2.1 Losses of biodiversity due to habitat destruction and climate change are a major concern. Tropical insects make up a large and under-appreciated proportion of this diversity. Understanding adaptation to temperature and genetic structure in these species is necessary to predict how they may respond to climate change. This work will be among the first to directly address this. In particular in will help us understand the importance of altitudinal gradients in driving and maintaining genetic variation in temperature responses. Therefore results of this work may be useful for informing conservation policy and practice to conserve biodiversity, for example by providing information that can be taken into consideration when identifying priority tropical forest areas for conservation.

2.2 Temperature adaptation in butterflies is an excellent system for teaching the principles of evolution because of the appeal of butterflies and the general awareness of the issue of climate change. Our research will give a concrete example showing how environmental and genetic variation can lead to adaptive change. It will therefore provide an excellent evolutionary example for the classroom and one that would link across different areas of the curriculum.

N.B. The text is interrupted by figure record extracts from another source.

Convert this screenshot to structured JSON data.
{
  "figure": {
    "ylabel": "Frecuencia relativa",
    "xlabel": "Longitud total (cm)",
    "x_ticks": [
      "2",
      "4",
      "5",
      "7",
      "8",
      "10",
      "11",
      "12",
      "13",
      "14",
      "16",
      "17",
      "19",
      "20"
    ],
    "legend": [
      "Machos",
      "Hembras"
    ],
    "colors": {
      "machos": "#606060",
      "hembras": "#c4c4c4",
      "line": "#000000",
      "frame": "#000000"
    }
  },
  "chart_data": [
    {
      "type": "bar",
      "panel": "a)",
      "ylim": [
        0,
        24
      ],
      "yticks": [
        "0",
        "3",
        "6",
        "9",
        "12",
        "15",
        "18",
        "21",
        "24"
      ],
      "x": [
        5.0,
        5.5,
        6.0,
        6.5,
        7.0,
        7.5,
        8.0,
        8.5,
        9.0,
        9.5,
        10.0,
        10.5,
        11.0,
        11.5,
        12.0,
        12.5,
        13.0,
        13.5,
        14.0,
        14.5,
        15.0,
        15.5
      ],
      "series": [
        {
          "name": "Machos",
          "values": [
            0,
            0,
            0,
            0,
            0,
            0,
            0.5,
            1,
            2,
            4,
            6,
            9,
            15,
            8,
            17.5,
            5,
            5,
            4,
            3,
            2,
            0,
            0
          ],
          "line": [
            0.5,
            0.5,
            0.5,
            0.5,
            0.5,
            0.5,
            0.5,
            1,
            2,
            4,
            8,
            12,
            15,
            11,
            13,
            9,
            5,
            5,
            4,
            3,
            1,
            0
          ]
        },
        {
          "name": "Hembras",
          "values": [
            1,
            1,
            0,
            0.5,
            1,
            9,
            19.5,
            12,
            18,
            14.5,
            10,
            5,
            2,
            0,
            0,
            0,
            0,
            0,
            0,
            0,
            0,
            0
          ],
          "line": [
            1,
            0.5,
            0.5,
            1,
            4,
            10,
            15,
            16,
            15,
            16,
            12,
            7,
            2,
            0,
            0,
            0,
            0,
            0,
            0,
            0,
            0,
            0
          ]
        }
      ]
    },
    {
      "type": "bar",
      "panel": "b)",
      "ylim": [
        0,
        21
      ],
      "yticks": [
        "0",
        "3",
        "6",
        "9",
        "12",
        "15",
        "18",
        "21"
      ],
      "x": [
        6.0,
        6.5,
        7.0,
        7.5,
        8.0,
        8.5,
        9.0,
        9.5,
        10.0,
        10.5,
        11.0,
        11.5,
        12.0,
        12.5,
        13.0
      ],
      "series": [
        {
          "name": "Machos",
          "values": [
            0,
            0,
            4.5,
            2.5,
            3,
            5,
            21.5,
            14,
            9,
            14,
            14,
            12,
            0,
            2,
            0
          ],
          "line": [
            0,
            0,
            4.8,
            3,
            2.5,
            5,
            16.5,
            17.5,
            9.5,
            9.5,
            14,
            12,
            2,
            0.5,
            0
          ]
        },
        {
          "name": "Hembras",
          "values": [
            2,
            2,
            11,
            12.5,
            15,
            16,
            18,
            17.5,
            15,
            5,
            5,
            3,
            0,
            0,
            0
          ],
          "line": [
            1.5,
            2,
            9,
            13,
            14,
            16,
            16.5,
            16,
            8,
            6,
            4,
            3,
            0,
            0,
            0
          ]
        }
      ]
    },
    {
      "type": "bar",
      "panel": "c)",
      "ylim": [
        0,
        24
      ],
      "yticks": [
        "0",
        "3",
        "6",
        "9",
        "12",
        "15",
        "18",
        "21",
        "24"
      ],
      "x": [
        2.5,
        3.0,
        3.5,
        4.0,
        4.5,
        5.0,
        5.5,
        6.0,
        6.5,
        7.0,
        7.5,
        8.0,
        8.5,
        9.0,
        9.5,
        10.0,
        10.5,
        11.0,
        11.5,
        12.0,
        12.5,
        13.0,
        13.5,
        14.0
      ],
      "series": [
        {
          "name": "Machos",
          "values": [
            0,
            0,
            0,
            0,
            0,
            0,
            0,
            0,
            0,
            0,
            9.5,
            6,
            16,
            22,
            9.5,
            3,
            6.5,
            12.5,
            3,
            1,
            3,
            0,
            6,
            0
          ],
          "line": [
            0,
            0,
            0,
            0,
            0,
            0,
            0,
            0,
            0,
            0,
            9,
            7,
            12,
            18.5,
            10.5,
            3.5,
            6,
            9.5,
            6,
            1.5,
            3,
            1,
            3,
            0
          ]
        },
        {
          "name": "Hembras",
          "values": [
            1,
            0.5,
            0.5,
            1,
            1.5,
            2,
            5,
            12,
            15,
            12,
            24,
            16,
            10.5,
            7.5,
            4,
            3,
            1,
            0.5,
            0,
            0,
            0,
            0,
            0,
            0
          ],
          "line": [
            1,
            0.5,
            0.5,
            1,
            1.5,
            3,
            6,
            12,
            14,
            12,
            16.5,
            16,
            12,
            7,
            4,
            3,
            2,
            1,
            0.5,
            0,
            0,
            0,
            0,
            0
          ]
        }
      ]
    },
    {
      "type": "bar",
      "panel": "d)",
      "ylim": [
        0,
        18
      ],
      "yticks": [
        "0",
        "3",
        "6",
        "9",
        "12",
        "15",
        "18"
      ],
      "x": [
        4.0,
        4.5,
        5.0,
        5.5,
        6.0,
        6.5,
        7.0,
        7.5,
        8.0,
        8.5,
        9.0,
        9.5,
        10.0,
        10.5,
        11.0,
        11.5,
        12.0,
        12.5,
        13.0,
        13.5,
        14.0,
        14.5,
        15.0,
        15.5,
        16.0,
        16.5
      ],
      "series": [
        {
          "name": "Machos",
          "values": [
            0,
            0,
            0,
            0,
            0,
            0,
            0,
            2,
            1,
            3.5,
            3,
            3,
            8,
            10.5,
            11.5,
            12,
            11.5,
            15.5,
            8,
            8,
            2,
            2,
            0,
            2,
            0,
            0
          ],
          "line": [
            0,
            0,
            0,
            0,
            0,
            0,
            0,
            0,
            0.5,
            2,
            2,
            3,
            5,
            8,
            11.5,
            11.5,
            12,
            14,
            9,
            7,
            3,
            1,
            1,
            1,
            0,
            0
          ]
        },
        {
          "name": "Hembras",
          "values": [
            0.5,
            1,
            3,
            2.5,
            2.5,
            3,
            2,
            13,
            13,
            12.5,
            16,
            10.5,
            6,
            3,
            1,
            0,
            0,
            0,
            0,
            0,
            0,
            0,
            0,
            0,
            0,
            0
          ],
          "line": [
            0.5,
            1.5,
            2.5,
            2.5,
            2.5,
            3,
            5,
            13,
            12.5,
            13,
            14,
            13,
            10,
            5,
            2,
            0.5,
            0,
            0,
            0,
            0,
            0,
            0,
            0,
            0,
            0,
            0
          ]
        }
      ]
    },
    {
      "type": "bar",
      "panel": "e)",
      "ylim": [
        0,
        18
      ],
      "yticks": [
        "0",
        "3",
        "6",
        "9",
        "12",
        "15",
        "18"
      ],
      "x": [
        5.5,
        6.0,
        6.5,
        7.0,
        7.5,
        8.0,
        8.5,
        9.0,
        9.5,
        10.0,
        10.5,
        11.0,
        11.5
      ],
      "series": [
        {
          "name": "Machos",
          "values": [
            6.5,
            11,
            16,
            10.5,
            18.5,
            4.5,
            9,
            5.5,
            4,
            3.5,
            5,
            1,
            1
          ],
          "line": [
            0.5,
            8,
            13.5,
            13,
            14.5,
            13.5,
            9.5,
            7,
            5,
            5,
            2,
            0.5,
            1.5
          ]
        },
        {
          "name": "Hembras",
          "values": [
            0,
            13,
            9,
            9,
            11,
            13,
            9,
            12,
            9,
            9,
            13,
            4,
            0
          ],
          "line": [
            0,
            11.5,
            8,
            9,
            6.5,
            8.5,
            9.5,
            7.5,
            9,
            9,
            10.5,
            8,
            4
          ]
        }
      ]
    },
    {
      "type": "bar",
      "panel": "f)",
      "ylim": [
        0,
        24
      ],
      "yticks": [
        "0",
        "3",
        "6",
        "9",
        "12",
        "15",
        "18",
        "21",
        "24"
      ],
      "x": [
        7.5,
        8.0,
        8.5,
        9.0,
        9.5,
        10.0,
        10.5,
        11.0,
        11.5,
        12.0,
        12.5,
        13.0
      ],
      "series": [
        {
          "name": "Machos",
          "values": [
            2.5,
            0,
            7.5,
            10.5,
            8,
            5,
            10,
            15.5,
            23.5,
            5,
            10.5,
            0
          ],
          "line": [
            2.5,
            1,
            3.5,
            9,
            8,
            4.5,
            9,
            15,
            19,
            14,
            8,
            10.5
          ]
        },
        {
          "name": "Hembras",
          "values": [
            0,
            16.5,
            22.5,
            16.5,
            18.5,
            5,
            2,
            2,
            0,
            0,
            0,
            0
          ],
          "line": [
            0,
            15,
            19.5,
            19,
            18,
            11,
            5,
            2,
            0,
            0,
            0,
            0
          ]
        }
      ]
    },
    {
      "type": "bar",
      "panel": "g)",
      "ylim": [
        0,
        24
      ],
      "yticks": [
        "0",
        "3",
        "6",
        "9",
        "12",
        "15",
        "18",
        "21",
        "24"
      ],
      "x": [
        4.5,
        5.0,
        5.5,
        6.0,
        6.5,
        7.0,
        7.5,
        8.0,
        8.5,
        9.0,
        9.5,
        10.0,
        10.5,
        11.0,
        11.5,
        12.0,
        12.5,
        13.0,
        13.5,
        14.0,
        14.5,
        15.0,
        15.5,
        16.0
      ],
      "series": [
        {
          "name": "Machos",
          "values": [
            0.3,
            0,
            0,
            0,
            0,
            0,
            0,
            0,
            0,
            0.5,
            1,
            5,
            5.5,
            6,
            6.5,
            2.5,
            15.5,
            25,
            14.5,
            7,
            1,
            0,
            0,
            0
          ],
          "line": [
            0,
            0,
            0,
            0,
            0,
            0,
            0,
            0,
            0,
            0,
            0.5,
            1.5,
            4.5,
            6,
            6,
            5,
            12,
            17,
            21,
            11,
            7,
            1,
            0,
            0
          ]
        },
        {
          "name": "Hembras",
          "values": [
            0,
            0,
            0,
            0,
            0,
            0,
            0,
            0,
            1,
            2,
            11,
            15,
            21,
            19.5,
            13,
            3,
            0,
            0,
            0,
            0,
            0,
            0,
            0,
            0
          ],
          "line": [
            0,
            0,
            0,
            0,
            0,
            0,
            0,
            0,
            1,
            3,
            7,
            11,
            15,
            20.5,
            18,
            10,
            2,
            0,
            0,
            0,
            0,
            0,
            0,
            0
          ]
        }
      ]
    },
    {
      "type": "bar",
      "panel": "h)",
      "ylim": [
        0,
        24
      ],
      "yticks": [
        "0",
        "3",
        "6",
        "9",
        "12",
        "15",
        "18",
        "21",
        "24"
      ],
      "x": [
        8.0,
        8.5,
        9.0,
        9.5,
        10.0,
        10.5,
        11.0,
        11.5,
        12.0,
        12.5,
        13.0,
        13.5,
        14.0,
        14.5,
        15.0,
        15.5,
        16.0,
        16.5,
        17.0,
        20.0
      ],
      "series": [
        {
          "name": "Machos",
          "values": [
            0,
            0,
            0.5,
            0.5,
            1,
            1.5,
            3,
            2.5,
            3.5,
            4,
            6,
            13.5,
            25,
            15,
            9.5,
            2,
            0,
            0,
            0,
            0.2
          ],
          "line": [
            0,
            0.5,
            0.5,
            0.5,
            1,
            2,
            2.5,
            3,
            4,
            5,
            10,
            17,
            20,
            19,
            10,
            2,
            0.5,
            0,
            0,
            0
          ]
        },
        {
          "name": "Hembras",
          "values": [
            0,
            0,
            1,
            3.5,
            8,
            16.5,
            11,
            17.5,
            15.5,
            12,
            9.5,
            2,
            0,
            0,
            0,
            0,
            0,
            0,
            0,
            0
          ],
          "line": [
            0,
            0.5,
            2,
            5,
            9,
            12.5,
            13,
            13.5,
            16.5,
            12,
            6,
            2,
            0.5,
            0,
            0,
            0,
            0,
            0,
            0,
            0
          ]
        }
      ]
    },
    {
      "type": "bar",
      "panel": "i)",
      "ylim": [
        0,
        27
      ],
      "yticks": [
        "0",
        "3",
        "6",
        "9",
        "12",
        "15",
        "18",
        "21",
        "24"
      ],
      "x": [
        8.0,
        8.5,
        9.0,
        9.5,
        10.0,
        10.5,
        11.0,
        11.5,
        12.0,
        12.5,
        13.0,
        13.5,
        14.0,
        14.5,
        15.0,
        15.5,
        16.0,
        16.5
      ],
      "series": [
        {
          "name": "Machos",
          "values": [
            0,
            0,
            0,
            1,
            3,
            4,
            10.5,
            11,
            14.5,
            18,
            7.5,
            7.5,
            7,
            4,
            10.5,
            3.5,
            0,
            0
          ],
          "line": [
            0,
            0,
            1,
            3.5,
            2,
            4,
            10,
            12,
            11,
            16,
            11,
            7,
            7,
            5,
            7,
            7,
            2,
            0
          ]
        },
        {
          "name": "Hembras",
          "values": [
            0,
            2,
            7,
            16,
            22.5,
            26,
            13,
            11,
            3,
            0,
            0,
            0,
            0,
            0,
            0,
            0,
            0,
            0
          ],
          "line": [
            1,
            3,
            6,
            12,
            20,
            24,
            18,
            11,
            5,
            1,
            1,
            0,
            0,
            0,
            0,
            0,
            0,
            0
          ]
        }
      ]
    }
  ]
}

2.3 Butterflies hold a unique place in the public imagination as evidenced by the coverage that previous Heliconius work has received in the popular press, and the enthusiastic responses we have received at outreach events. Butterfly research has been at the forefront of understanding animal responses to climate change and there is a general awareness of resulting changes in UK butterflies. This research would build on that interest and awareness, engaging the public in both the UK and Ecuador with climate and deforestation issues on a global scale and evolutionary biology more generally. The appeal of butterflies and tropical systems as well as the interest in climate change also means that this work has the potential to inspire young people to follow careers in science. This is of general benefit for innovation and society. Further, as the PI and visiting researcher are female scientists, this could be particularly beneficial in attracting women and girls into science.